Hiroshima, c’est d’abord un nom de cours d’histoire. Un nom et une date – comme on en apprend sans cesse dans cette matière – celle du 6 août 1945. C’est aussi une heure: 8h15. L’heure très précise, celle où les gens partent pour le travail, les enfants pour l’école, où une ville est devenue en l’espace d’un instant un enfer, – et où l’humanité a perdu à jamais un peu de son nom.
C’est donc un pèlerinage humaniste, une longue marche silencieuse, que d’aller à Hiroshima. On descend du car devant le dôme de la bombe A, et d’un coup les discussions se taisent pour ne plus reprendre. Ce bâtiment est inscrit au patrimoine de l’UNESCO, il est un des rares à avoir résisté à l’explosion, alors qu’il se situe à quelques mètres de l’hypocentre. C’était un bâtiment à l’européenne. Aujourd’hui, il est entretenu comme une ruine antique, pierres écroulées et herbes folles, pour que jamais personne n’oublie. Tout près, un premier monument marque le lieu de l’explosion : un pont formant un T servait de cibles aux aviateurs de l’Enora Gay. Nous marchons ensuite jusqu’à l’hypocentre, le lieu très précis de l’explosion, devant une clinique d’une rue anodine. Le ciel est si bleu aujourd’hui sur Hiroshima : comment se dire que de ce même ciel bleu a pu un jour descendre un feu de mort ? La marche vers le musée de la paix a pour but, à chaque station, de rendre plus concret ce cauchemar. Nous arrivons au monument pour la paix des enfants : il commémore le courage de la petite Sadako Sasaki, morte à douze ans, à la fin des années 50, des retombées atomiques. Elle avait fait avec ses camarades 1000 grues en origami afin que son voeu de guérison soit exaucé. Et sa statue est aujourd’hui entourée de grues multicolores faites par des enfants du monde entier.

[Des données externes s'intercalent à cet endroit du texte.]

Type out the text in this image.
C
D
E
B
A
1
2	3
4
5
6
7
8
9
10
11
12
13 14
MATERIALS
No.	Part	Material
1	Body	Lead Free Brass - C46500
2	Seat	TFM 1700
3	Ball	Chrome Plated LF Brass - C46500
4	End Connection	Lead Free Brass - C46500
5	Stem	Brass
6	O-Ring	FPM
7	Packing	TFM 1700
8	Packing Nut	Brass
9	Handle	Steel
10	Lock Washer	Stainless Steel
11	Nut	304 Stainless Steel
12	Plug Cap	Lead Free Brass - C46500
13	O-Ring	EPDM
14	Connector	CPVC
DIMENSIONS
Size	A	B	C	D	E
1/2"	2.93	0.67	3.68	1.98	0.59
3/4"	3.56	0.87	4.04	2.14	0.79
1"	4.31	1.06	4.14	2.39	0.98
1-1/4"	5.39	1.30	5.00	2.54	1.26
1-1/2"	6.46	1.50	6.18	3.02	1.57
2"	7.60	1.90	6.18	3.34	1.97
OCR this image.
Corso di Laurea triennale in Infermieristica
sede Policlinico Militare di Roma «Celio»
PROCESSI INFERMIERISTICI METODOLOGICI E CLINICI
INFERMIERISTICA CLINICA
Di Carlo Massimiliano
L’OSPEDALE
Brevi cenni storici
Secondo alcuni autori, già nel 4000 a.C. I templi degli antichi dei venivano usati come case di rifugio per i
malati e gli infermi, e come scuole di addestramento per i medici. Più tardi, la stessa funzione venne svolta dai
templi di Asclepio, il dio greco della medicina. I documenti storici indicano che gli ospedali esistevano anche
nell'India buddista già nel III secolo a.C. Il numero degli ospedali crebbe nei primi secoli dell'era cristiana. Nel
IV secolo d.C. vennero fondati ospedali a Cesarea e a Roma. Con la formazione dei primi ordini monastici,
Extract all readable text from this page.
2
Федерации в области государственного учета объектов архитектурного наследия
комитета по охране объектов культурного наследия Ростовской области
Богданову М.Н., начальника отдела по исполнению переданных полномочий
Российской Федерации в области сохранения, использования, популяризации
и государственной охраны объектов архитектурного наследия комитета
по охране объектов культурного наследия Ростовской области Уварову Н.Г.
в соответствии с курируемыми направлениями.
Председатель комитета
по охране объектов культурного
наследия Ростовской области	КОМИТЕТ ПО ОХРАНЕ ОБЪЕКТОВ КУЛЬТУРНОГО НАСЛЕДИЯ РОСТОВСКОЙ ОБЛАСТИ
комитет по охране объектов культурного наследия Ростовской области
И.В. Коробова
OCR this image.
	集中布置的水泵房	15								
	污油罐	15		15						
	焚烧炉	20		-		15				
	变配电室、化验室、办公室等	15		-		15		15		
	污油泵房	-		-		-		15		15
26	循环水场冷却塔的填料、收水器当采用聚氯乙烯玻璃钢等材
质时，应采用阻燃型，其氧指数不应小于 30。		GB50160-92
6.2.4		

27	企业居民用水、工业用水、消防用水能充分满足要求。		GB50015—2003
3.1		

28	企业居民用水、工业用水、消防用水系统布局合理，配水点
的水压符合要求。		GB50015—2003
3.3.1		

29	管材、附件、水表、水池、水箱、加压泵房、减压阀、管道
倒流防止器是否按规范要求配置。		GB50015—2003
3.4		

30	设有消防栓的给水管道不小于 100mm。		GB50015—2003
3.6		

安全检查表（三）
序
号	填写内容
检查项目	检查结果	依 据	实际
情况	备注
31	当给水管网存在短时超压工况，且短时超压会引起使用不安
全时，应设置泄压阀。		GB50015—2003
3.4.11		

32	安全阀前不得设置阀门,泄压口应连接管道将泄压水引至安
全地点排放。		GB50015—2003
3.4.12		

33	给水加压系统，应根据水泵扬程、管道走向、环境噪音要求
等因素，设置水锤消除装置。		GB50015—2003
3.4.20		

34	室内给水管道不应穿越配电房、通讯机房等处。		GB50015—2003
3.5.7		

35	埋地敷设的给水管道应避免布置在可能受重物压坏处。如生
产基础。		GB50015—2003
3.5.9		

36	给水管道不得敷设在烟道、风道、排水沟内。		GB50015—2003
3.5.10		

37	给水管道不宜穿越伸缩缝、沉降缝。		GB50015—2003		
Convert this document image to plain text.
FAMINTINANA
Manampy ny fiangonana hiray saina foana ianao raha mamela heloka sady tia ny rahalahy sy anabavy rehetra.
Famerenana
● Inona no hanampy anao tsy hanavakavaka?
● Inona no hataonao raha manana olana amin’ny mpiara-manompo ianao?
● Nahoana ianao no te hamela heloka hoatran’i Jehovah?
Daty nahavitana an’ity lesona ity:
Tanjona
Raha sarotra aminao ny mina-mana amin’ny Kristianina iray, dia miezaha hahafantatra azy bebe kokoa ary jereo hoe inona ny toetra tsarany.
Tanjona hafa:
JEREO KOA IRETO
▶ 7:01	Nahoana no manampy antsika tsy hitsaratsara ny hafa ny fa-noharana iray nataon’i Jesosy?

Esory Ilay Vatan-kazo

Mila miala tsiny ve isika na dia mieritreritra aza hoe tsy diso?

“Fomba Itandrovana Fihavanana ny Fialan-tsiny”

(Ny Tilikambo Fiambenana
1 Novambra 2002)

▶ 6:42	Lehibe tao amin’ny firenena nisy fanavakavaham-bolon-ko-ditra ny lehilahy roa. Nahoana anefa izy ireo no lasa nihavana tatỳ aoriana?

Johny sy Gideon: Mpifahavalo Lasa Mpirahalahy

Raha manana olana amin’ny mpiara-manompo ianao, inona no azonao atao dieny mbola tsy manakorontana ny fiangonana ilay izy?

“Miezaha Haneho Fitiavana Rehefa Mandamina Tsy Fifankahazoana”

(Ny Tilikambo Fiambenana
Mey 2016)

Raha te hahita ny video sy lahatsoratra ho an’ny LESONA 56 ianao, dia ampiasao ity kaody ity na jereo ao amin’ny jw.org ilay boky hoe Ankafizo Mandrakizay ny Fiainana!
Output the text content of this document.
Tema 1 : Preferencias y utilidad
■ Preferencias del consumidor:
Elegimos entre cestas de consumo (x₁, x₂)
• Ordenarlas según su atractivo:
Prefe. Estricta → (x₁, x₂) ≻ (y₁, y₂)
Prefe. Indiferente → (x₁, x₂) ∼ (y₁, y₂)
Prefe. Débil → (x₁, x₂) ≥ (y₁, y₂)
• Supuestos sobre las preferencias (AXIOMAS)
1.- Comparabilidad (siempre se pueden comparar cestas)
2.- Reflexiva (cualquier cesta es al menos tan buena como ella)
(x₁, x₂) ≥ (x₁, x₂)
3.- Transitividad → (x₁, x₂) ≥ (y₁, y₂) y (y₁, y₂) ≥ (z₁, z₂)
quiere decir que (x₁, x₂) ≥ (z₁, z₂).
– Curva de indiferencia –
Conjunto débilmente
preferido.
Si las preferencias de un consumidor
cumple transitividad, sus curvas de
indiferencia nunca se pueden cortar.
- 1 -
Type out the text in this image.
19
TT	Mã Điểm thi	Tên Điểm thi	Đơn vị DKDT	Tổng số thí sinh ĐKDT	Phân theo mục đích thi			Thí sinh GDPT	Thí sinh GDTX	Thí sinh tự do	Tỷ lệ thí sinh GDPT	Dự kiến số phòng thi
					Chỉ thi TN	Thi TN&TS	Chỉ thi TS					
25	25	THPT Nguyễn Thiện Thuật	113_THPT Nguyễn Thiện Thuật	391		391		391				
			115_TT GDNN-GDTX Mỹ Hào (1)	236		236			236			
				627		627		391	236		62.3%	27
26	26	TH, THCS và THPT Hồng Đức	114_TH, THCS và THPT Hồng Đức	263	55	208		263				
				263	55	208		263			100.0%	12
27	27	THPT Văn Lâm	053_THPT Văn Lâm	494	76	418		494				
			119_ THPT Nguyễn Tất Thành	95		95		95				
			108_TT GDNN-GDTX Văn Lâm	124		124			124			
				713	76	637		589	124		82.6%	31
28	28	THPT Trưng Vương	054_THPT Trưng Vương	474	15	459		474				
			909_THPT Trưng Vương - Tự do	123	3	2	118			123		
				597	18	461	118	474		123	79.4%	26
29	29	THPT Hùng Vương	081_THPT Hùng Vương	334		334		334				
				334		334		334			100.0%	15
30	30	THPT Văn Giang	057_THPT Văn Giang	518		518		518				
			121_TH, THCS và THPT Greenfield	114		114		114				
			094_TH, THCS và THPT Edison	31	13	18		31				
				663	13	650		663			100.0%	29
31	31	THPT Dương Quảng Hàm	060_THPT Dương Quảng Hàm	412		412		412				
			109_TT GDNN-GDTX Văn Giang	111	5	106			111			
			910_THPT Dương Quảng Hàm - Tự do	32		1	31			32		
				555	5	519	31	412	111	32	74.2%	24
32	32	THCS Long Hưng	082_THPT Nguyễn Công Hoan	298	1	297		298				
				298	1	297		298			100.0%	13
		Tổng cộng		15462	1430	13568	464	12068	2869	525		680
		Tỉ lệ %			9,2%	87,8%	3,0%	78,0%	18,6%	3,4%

Nous arrivons au cénotaphe : une flamme brûlera tant qu’il existera des armes nucléaires au monde. Face au cénotaphe se trouvent alignés la flamme et le dôme. Nous nous recueillons pour les victimes.
Vient le musée de la paix.
Une première salle présente une immense photographie d’Hiroshima avant : elle recouvre tour le mur. La salle suivante représente le même paysage après.
Le contraste est quasiment intolérable.
Vient l’évocation des victimes. D’immenses photographies en noir et blanc, ponctuées de commentaires saisissants du photographe. Puis, dans la salle suivante, les vêtements pèle mêle d’écoliers et leurs noms. Des histoires de gens désespérés qui cherchent des proches qu’ils ne retrouveront jamais. Un garçonnet tué pendant qu’il faisait du tricycle. Un homme qui attend l’ouverture d’une banque et qui se trouve transformé en ombre sur les marches de pierre. Des gens qui réclament à boire, qui se jettent dans le fleuve tant ils sont brûlés. La pluie noire qui se met à tomber. Les agonies de ceux qui ne sont pas morts à 8h15 et qui demandent qu’on les achève, qui remercient leur famille de les avoir soignés de leur mieux avant de s’éteindre.
Le musée d’Hiroshima se veut un vibrant plaidoyer universel pour la paix et contre des armes qui tuent indistinctement et de façon massive, inhumaine, des milliers de civils innocents. Les maires d’Hiroshima sont impliqués activement dans la lutte contre le prolifération des armes nucléaires. On ne peut sortir de ce lieu sans être bouleversé.
Aller à Hiroshima est un devoir de mémoire essentiel.
Une fois que l’on a vu Hiroshima, on ne peut plus dire qu’on ne savait pas.